When you bring it down to the generations of your grandparents, or great grandparents or those who first immigrated to this country on both sides of your family, you may know some of the specifics of the sacrifices and struggles that occurred.  Somehow we take this for granted.  We assume, I think, that of course they struggled to survive because that is the instinct that we are all programmed with deep in our DNA.  But what kept them going?  What role did hope, love, and Spirit play in their endurance and determination?   Slowly we have made generation by generation, a more comfortable life, a more humane life.  Our work is not done by any means, we have far to go….and our descendents count on that.

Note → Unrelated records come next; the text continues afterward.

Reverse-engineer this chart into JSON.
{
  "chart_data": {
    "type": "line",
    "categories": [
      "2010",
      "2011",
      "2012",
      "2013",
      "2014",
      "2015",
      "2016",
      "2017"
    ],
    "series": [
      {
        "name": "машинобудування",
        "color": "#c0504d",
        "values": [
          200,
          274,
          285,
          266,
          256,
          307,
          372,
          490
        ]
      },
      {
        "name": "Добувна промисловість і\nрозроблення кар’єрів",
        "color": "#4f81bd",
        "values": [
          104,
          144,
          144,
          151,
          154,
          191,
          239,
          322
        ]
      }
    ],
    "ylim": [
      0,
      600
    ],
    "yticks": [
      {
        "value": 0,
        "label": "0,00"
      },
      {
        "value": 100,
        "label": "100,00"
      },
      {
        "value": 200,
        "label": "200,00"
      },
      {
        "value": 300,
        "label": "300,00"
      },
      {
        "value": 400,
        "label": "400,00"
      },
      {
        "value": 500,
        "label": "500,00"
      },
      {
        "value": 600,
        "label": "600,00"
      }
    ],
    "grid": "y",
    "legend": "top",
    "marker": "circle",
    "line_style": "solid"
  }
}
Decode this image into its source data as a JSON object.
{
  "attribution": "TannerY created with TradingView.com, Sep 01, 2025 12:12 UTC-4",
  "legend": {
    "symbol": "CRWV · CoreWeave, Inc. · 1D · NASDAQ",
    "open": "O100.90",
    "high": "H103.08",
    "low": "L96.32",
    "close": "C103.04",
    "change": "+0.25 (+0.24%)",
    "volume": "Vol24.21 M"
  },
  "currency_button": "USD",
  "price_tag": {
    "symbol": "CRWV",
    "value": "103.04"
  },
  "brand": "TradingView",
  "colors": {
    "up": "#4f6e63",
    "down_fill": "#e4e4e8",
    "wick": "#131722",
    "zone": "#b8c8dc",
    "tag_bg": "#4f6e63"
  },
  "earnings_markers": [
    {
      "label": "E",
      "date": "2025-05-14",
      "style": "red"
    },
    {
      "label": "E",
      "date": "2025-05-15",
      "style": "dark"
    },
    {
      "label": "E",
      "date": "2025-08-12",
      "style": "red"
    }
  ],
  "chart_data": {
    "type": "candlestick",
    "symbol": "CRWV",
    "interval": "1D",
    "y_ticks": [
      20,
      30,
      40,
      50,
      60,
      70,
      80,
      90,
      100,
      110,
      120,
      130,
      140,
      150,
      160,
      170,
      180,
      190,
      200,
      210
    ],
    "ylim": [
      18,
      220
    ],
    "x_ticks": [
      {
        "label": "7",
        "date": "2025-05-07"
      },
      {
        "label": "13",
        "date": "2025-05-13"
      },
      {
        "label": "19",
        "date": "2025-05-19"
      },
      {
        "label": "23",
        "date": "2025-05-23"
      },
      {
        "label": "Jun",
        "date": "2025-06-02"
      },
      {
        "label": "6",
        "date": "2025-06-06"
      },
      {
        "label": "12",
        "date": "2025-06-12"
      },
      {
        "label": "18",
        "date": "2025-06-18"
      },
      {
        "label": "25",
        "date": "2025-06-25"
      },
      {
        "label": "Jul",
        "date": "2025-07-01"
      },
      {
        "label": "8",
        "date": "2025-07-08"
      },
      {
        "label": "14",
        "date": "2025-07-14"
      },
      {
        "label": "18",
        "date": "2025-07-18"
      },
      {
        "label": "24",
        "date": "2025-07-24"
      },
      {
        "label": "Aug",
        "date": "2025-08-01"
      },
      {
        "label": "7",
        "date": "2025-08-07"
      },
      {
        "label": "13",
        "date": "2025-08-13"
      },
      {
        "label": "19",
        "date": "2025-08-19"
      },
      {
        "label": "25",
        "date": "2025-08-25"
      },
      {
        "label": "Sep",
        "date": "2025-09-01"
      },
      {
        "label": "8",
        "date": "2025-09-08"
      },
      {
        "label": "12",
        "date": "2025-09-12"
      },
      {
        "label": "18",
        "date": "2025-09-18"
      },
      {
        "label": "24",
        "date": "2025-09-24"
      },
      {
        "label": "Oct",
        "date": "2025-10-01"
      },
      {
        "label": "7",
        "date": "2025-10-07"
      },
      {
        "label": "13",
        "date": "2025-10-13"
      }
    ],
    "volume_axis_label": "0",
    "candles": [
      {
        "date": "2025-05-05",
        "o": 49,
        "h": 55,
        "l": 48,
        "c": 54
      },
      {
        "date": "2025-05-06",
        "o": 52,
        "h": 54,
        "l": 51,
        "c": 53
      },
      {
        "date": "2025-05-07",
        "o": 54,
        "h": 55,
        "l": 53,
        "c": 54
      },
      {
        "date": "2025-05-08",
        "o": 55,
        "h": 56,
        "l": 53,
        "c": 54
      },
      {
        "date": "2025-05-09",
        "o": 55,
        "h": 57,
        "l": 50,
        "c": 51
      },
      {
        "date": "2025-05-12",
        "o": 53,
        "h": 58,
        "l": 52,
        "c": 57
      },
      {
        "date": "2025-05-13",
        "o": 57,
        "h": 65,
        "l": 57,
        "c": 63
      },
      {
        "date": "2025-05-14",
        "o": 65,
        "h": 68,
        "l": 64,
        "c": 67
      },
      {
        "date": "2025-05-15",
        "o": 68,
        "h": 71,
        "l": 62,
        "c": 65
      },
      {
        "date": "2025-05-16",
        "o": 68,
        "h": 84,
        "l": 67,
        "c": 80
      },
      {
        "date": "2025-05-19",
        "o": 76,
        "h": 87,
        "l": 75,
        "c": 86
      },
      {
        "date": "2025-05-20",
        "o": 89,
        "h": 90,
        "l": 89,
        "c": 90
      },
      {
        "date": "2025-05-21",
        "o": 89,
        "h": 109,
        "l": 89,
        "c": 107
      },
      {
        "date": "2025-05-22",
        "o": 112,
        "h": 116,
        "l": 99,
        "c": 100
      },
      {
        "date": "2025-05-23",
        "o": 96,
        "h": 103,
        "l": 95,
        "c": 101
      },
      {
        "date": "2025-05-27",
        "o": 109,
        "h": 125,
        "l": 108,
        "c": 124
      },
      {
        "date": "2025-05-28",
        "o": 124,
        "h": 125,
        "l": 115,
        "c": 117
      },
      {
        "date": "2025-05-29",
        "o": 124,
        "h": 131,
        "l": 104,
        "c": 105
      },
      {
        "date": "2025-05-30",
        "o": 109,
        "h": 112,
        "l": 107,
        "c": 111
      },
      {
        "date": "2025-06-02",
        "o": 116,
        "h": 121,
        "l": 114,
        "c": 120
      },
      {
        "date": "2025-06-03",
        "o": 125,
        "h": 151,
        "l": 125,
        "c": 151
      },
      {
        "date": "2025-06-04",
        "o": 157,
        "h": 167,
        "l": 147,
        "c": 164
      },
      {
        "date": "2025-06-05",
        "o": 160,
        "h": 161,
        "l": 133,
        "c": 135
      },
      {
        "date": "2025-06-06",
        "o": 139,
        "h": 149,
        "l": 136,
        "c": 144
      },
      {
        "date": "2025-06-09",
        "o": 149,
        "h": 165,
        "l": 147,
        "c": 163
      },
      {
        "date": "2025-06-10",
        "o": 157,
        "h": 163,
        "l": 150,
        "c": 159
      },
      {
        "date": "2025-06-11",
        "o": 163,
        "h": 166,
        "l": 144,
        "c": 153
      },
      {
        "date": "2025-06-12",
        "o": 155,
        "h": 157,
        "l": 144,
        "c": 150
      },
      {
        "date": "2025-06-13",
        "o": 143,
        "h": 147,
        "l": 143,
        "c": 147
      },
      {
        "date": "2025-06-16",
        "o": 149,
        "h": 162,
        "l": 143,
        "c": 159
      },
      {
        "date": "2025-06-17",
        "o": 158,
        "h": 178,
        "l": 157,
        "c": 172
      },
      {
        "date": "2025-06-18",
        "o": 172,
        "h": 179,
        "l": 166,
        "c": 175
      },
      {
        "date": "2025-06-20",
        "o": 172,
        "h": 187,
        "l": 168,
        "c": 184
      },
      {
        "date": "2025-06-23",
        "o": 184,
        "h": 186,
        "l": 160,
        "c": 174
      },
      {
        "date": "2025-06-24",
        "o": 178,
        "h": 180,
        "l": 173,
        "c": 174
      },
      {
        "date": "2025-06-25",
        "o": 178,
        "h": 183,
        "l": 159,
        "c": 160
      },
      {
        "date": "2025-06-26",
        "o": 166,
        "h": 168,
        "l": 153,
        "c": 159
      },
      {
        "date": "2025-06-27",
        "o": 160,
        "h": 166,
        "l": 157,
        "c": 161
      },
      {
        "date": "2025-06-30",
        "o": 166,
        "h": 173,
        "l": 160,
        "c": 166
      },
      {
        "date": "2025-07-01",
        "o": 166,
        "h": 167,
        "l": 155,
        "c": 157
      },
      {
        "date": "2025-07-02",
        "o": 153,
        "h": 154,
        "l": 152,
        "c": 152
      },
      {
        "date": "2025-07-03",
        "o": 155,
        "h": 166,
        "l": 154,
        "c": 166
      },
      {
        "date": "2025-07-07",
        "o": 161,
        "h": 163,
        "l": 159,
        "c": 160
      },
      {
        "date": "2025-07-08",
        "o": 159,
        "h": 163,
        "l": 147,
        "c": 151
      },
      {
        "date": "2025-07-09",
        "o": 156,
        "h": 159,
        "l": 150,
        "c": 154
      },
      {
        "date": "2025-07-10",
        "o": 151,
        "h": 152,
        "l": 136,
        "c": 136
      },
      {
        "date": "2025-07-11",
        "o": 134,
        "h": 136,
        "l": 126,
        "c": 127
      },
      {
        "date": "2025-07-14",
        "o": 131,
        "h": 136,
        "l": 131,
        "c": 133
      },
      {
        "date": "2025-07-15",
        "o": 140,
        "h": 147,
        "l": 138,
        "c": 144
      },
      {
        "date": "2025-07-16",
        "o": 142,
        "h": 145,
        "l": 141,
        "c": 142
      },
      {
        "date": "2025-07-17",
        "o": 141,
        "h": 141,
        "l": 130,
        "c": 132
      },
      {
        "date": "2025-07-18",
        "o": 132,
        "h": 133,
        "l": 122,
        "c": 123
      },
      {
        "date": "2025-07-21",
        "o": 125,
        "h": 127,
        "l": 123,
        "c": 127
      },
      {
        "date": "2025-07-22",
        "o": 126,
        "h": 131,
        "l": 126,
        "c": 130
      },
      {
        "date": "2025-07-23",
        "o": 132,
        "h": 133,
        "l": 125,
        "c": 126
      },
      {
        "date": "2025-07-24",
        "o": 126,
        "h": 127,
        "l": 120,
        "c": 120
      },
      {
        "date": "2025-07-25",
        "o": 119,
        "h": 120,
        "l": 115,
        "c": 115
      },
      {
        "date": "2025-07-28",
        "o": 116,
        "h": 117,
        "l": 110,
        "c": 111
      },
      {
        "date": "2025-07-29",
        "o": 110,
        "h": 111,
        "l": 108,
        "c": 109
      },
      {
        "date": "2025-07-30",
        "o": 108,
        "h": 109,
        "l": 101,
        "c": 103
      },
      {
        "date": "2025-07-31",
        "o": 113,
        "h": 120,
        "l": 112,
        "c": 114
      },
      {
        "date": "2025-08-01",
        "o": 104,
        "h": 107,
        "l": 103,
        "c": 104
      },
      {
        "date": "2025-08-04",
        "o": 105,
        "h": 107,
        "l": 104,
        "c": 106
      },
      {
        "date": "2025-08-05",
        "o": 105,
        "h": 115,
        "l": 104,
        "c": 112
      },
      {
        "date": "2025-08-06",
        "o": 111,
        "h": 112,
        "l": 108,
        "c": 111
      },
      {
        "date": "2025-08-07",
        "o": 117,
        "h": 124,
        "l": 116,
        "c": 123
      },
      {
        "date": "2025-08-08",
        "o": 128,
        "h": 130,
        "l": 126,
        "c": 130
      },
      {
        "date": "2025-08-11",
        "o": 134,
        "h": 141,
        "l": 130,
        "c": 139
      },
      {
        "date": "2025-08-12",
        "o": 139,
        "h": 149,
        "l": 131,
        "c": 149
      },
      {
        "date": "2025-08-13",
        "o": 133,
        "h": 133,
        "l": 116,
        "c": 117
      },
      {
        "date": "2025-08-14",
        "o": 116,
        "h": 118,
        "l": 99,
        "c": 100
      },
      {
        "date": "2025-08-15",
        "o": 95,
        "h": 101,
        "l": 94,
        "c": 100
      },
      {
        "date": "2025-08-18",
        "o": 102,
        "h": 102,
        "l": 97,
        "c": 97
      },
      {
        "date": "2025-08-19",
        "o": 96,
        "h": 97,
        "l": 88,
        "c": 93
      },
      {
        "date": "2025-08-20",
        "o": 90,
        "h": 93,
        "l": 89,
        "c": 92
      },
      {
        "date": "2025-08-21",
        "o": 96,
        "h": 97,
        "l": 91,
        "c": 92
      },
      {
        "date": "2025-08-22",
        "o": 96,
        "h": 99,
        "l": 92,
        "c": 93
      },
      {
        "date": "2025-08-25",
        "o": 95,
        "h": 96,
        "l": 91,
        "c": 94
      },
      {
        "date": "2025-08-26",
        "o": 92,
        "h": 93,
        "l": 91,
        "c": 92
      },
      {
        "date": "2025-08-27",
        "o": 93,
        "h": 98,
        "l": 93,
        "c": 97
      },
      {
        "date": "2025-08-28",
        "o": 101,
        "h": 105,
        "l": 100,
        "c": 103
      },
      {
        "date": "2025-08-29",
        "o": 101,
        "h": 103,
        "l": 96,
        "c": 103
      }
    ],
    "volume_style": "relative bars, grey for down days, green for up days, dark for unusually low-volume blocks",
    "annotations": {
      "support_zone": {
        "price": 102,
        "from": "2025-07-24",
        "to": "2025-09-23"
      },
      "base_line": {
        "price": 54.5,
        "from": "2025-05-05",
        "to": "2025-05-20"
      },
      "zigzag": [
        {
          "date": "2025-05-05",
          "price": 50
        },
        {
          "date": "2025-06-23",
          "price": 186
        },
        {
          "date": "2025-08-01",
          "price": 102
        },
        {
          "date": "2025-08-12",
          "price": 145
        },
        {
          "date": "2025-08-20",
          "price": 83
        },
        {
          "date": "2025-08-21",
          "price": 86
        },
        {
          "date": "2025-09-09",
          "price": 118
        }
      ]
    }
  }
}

First I think we must acknowledge the debt of gratitude we owe to our ancestors for our very existence, and second of all we must ask how we are doing on assuring the survival of the species so that someone several hundred years can be grateful that we struggled forward?  I have written before about the River of God….this endless procession of humanity, human’s struggles and innovations; of passion, sorrow and going forth…that is the River of God.  It is the march of the eternal.   And for me when I see this march I also feel the Creator’s steady presence woven through it all.